No doubt, we are still in the Afghanistan-USA-Pakistan matrix, only this time it feels like Matrix Reloaded, the unceremonious third sequel of the 1999 cult classic film, in which it turns out the Matrix is constantly rebooted and starts up the same way over and over again, with only minor glitches -- Trump is just a more obnoxious variant of the countless Agent Smiths that keep reappearing without fail. However, in order to understand this latest rendition, we have to refer not to the most recent, but the very first iteration of the scenario.

The year is 2001 and the principal protagonist is retired General Pervez Musharraf. The scene is laid out in the former military ruler’s book In the Line of Fire. The part played by Donald Trump in the current sequel was originally played by the gun slinging George W. Bush -- his famous dialogue: "You’re either with us or against us". Musharraf has made a fair bit about this statement and the existential threat it implied to Pakistan’s safety, security and stability. The then general quickly did some military math in his head and decided, in a couple of days, to throw in Pakistan’s lot with the United States’ abysmal and endlessly failing war on a concept in the graveyard of empires.

Reading the 9/11 chapter from Musharraf’s memoirs sixteen years down the line feels like watching a rerun of a sequel on a bootleg camera print recording. He uses the ink to justify his quick decision to back the United States in their invasion of Afghanistan.

Looking back, the question remains however, if we could pull the diplomatic standoff now, what was stopping us from doing it back then? The general justifies his descision through a hard dispassionate military analysis, war-gaming the US and Pakistan, but it wouldn’t have taken a strategic genius to call the American bluff at the time. The US was not going to invade Pakistan had we not given our full support at the time.

So what was the main concern? It was neither our love for the United States or our chagrin with the Taliban. In fact, the saffron elephant in the room was India. As Musharraf says in his account, if we had not supported the USA invade Afghanistan, India would have eagerly obliged, and Pakistan would have lost an important opportunity. The war having lasted over a decade and a half, a gain begins to look like a loss and a loss very much like a gain.
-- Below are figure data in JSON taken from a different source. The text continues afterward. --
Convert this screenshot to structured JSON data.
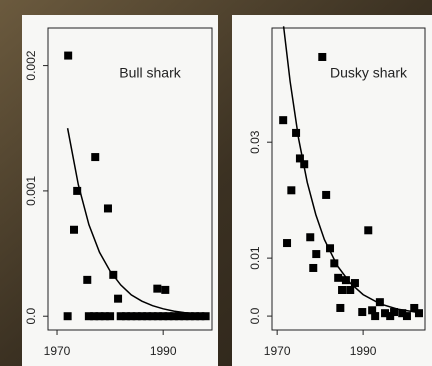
{
  "chart_data": [
    {
      "type": "scatter",
      "title": "Bull shark",
      "xlim": [
        1968.3,
        1999.2
      ],
      "ylim": [
        -0.00011,
        0.0023
      ],
      "xticks": [
        1970,
        1990
      ],
      "yticks": [
        {
          "value": 0,
          "label": "0.0"
        },
        0.001,
        0.002
      ],
      "series": [
        {
          "color": "#000000",
          "marker": "square",
          "x": [
            1972.1,
            1973.8,
            1973.2,
            1977.2,
            1979.6,
            1975.7,
            1980.6,
            1981.5,
            1988.9,
            1990.4,
            1972,
            1976,
            1977,
            1978,
            1979,
            1980,
            1982,
            1983,
            1984,
            1985,
            1986,
            1987,
            1988,
            1989,
            1990,
            1991,
            1992,
            1993,
            1994,
            1995,
            1996,
            1997,
            1998
          ],
          "values": [
            0.00208,
            0.001,
            0.00069,
            0.00127,
            0.00086,
            0.00029,
            0.00033,
            0.00014,
            0.00022,
            0.00021,
            0,
            0,
            0,
            0,
            0,
            0,
            0,
            0,
            0,
            0,
            0,
            0,
            0,
            0,
            0,
            0,
            0,
            0,
            0,
            0,
            0,
            0,
            0
          ]
        },
        {
          "color": "#000000",
          "marker": "line",
          "x": [
            1972,
            1974,
            1976,
            1978,
            1980,
            1982,
            1984,
            1986,
            1988,
            1990,
            1992,
            1994,
            1996,
            1998
          ],
          "values": [
            0.0015,
            0.00105,
            0.00073,
            0.00051,
            0.00036,
            0.00025,
            0.00017,
            0.00012,
            8.4e-05,
            5.9e-05,
            4.1e-05,
            2.9e-05,
            2e-05,
            1.4e-05
          ]
        }
      ]
    },
    {
      "type": "scatter",
      "title": "Dusky shark",
      "xlim": [
        1968.8,
        2004.4
      ],
      "ylim": [
        -0.0024,
        0.0497
      ],
      "xticks": [
        1970,
        1990
      ],
      "yticks": [
        {
          "value": 0,
          "label": "0.0"
        },
        0.01,
        0.03
      ],
      "series": [
        {
          "color": "#000000",
          "marker": "square",
          "x": [
            1971.4,
            1974.4,
            1973.3,
            1972.3,
            1975.3,
            1976.3,
            1980.5,
            1981.4,
            1977.7,
            1979.1,
            1978.4,
            1982.3,
            1983.3,
            1984.2,
            1986.0,
            1987.0,
            1985.1,
            1988.1,
            1984.7,
            1991.2,
            1989.8,
            1992.1,
            1993.9,
            1995.1,
            1997.2,
            1999.1,
            2001.9,
            2003.0,
            1992.8,
            1996.3,
            2000.2
          ],
          "values": [
            0.0338,
            0.0316,
            0.0217,
            0.0126,
            0.0272,
            0.0262,
            0.0447,
            0.0209,
            0.0136,
            0.0107,
            0.0083,
            0.0117,
            0.0091,
            0.0066,
            0.0062,
            0.0045,
            0.0045,
            0.0057,
            0.0014,
            0.0148,
            0.0007,
            0.001,
            0.0024,
            0.0005,
            0.0007,
            0.0005,
            0.0014,
            0.0005,
            0,
            0,
            0
          ]
        },
        {
          "color": "#000000",
          "marker": "line",
          "x": [
            1971.5,
            1973,
            1975,
            1977,
            1979,
            1981,
            1984,
            1987,
            1990,
            1994,
            1998,
            2003
          ],
          "values": [
            0.05,
            0.0405,
            0.0306,
            0.0231,
            0.0175,
            0.0132,
            0.0087,
            0.0057,
            0.0037,
            0.0021,
            0.0012,
            0.0006
          ]
        }
      ]
    }
  ]
}
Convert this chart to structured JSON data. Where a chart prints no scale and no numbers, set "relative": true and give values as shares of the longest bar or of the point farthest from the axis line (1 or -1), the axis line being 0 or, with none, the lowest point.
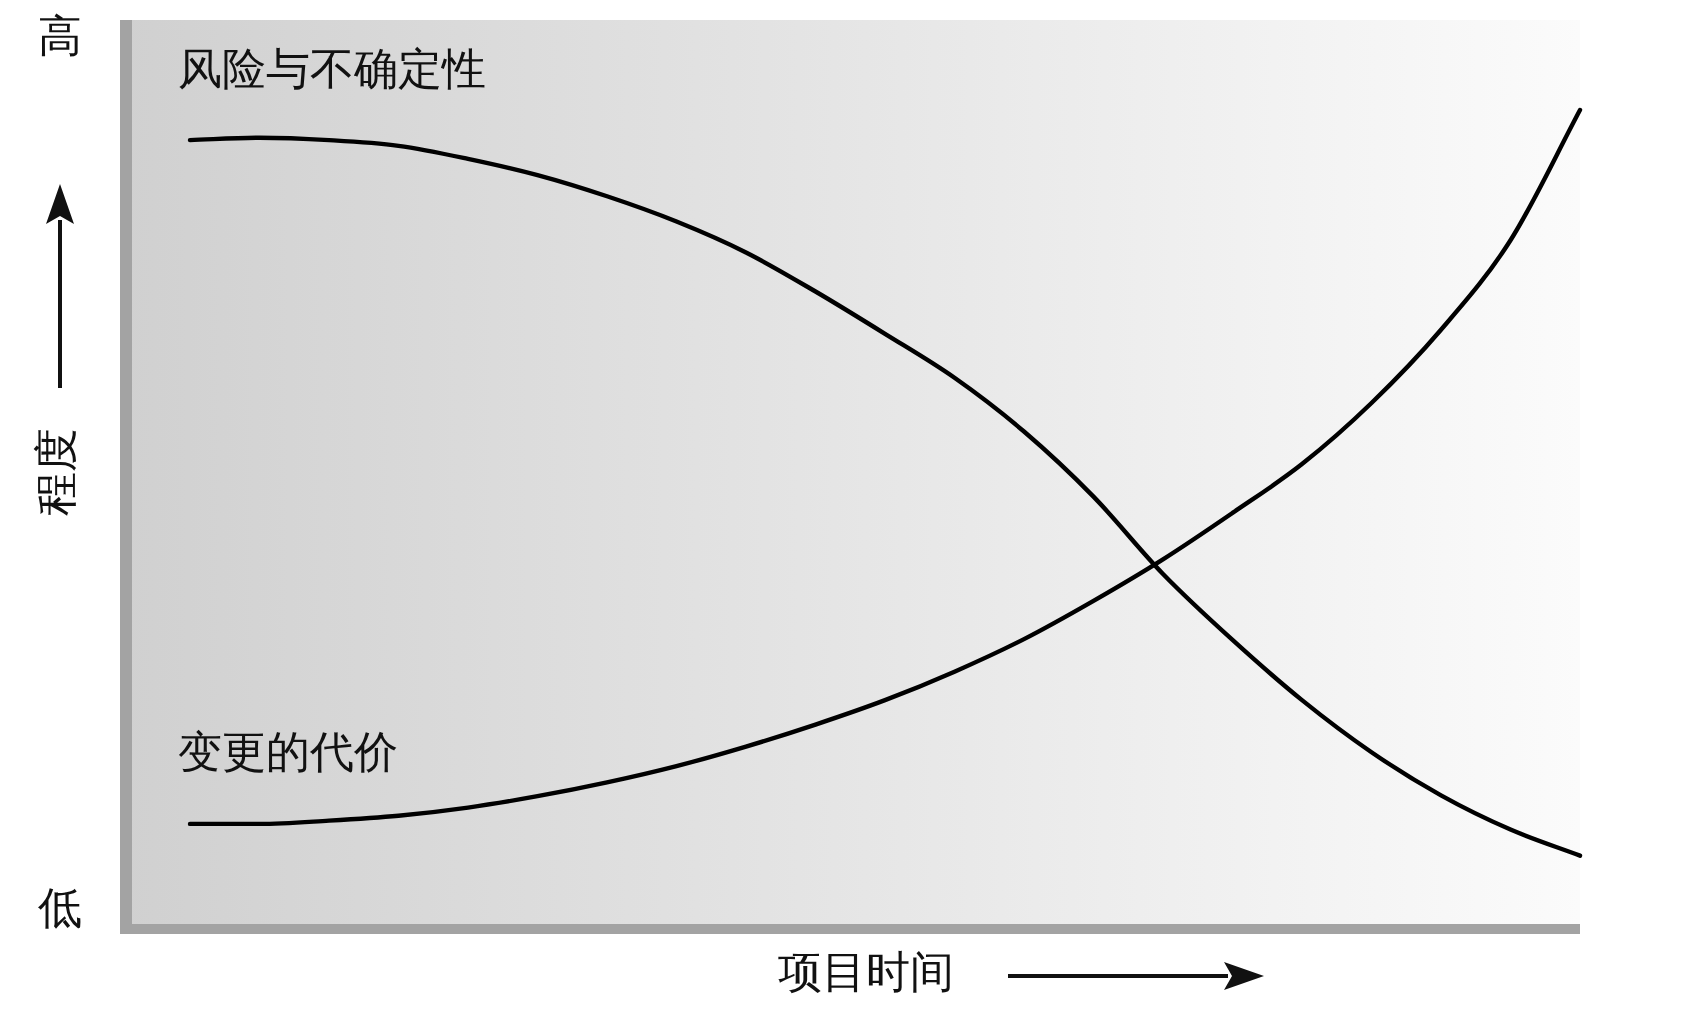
{
  "chart_data": {
    "type": "line",
    "ylabel": "程度",
    "xlabel": "项目时间",
    "annotations": [
      "高",
      "低"
    ],
    "relative": true,
    "categories": [
      null,
      null,
      null,
      null,
      null,
      null,
      null,
      null,
      null,
      null,
      null,
      null,
      null,
      null,
      null,
      null,
      null,
      null,
      null,
      null,
      null
    ],
    "series": [
      {
        "name": "风险与不确定性",
        "color": "#000000",
        "values": [
          0.963,
          0.966,
          0.963,
          0.956,
          0.94,
          0.92,
          0.894,
          0.863,
          0.825,
          0.777,
          0.725,
          0.671,
          0.605,
          0.525,
          0.43,
          0.349,
          0.275,
          0.211,
          0.158,
          0.116,
          0.084
        ]
      },
      {
        "name": "变更的代价",
        "color": "#000000",
        "values": [
          0.123,
          0.123,
          0.127,
          0.133,
          0.143,
          0.157,
          0.174,
          0.194,
          0.218,
          0.245,
          0.275,
          0.31,
          0.35,
          0.397,
          0.448,
          0.505,
          0.565,
          0.64,
          0.73,
          0.84,
          1
        ]
      }
    ],
    "legend": false,
    "grid": false,
    "marker": "none",
    "line_style": "solid"
  }
}
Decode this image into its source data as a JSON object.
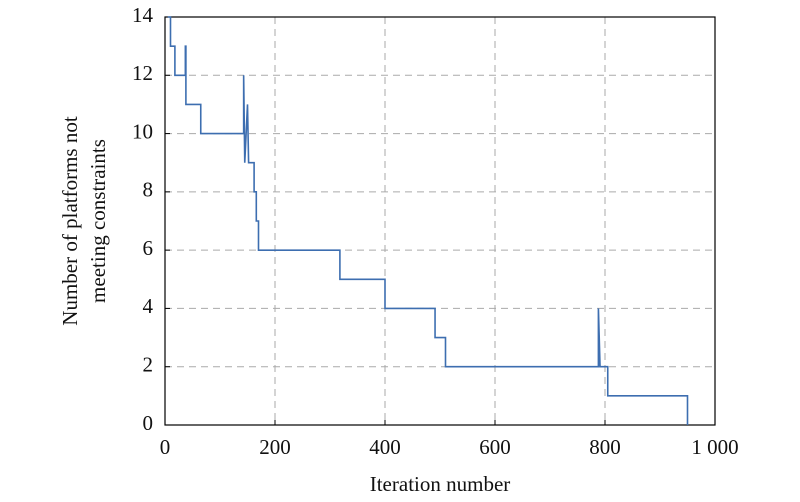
{
  "chart_data": {
    "type": "line",
    "xlabel": "Iteration number",
    "ylabel": [
      "Number of platforms not",
      "meeting constraints"
    ],
    "xlim": [
      0,
      1000
    ],
    "ylim": [
      0,
      14
    ],
    "xticks": [
      0,
      200,
      400,
      600,
      800,
      {
        "value": 1000,
        "label": "1 000"
      }
    ],
    "yticks": [
      0,
      2,
      4,
      6,
      8,
      10,
      12,
      14
    ],
    "grid": true,
    "series": [
      {
        "color": "#3d6eb0",
        "x": [
          5,
          10,
          10,
          18,
          18,
          37,
          37,
          38,
          38,
          65,
          65,
          143,
          143,
          145,
          150,
          152,
          162,
          162,
          166,
          166,
          170,
          170,
          318,
          318,
          400,
          400,
          491,
          491,
          510,
          510,
          788,
          788,
          791,
          805,
          805,
          950,
          950
        ],
        "values": [
          14,
          14,
          13,
          13,
          12,
          12,
          13,
          13,
          11,
          11,
          10,
          10,
          12,
          9,
          11,
          9,
          9,
          8,
          8,
          7,
          7,
          6,
          6,
          5,
          5,
          4,
          4,
          3,
          3,
          2,
          2,
          4,
          2,
          2,
          1,
          1,
          0
        ]
      }
    ]
  }
}
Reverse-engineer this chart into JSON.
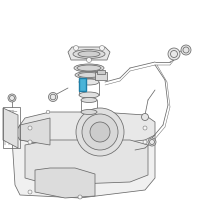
{
  "bg": "#ffffff",
  "lc": "#6a6a6a",
  "lc2": "#888888",
  "hl": "#4ab4d8",
  "hl_dark": "#1e7fa8",
  "lw_main": 0.55,
  "lw_thin": 0.35,
  "lw_thick": 0.8
}
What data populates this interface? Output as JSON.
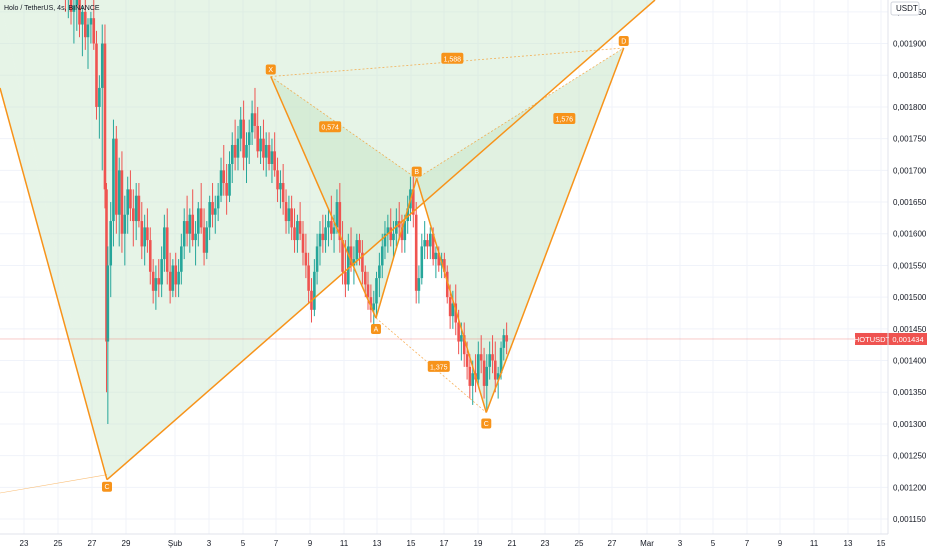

Nothing has changed, in fact, India is still squarely in the picture, and that is exactly why the South Asia part of Afghanistan-South Asia bothers us so much.

India has been, and will continue, as per Trump, to take a state-building role in Afghanistan, only to further isolate Pakistan on both its western and eastern borders. Meanwhile Pakistan gets bumped down from major non-NATO ally, to a non-ally that has become an expert in playing a recursive ten-dimensional realpolitik game of chess on steroids, while putting on the line the safety, security and well-being of tens of thousands, if not millions of lives by going into a ruthless war-without-end against ourselves.

Is there a cost-benefit analysis that still favours our position? Indeed, it would be hard to take a stock of what we have gained, if anything at all, from this whole imperial war facilitating enterprise. India is still at centre stage of the strategic picture, the terrorists are still romping about, the Taliban are in control of large swathes of Afghanistan, and of course, the US has (yet again) forsaken us.

Things may always seem clearer in retrospect, but one does not necessarily need perfect vision to suggest that in the days and weeks after September 11, Pakistan had a world-historical opportunity to stall, or perhaps even avoid, one of the greatest massacres in history, had we played our diplomatic cards well and had this same standoff back then.

Instead, we chose to throw ourselves head first, in the line of fire, casting our lot with the United States’ failed and callous war effort without giving anything so much of a second thought.